Too many design iterations; schedule management

Outcome:

Julie collaborated with a nonprofit organization to completely overhaul the user interface (UI) and user experience (UX) of the nonprofit’s web store and member portal. The portal served as a crucial touchpoint for members, enabling them to manage their membership accounts, make purchases, and view their membership benefits. However, the existing interface wasn’t quite up to snuff. It lacked clear and intuitive navigation, thus creating a fragmented buyer’s journey. Stakeholders speculated that the poorly designed member portal was harming sales. What’s more, the organization lacked in-house knowledge and skills on what “good” UI looked like. Julie was tasked with leading the redesign project, a high-stakes initiative, given its impact on member satisfaction and engagement and primary stakeholder involvement.

One of the most significant challenges Julie faced was the tight timeline and the heavy push from stakeholders to release immediate improvements.
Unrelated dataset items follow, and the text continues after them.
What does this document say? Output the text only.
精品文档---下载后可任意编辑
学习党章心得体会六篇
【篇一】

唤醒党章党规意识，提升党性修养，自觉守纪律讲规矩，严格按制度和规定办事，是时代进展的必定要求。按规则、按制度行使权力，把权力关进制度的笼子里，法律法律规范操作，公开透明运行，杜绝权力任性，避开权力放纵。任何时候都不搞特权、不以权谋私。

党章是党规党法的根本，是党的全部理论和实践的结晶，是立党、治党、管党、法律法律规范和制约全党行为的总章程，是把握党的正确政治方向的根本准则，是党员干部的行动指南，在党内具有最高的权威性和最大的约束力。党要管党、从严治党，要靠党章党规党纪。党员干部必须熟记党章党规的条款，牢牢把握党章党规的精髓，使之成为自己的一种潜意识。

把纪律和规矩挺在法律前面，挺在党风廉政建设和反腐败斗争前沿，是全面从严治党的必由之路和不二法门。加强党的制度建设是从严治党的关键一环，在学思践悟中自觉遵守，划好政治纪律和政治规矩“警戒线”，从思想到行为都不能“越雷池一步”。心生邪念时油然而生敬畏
The nonprofit aimed to unveil the new portal during the sale of a significant annual event, leaving just 60 days for the complete redesign, design approval, development, testing, and deployment. Julie knew meeting this deadline would require a streamlined approach to stakeholder engagement, which historically had been a bottleneck in the nonprofit’s projects. Stakeholders, ranging from board members to department leads, often struggled to align on decisions during the design phase, creating delays that could jeopardize the timeline. Julie’s strategy and approach focused on engaging with a vendor specializing in UI design and development with a successful track record. She also focused on fostering transparent and efficient collaboration while ensuring all voices were heard.

Julie implemented structured “demos” or workshop sessions, allowing stakeholders to provide their feedback before moving into development work. Additionally, she implemented a phased approval system, breaking the design process into manageable milestones. By doing so, stakeholders were required to provide feedback within specific windows, reducing the risk of last-minute changes and scope creep. To maintain momentum, Julie maintained regular communication primarily through weekly and biweekly meetings, “huddles”, and email communication, doing her best to keep everyone informed and accountable.

Although the first deployment was fraught with system challenges and bugs, the team made it through… Despite the challenges, Julie’s meticulous planning and proactive communication led to the successful launch of the redesigned portal on schedule. The new interface was visually appealing, intuitive, and aligned with the nonprofit’s values.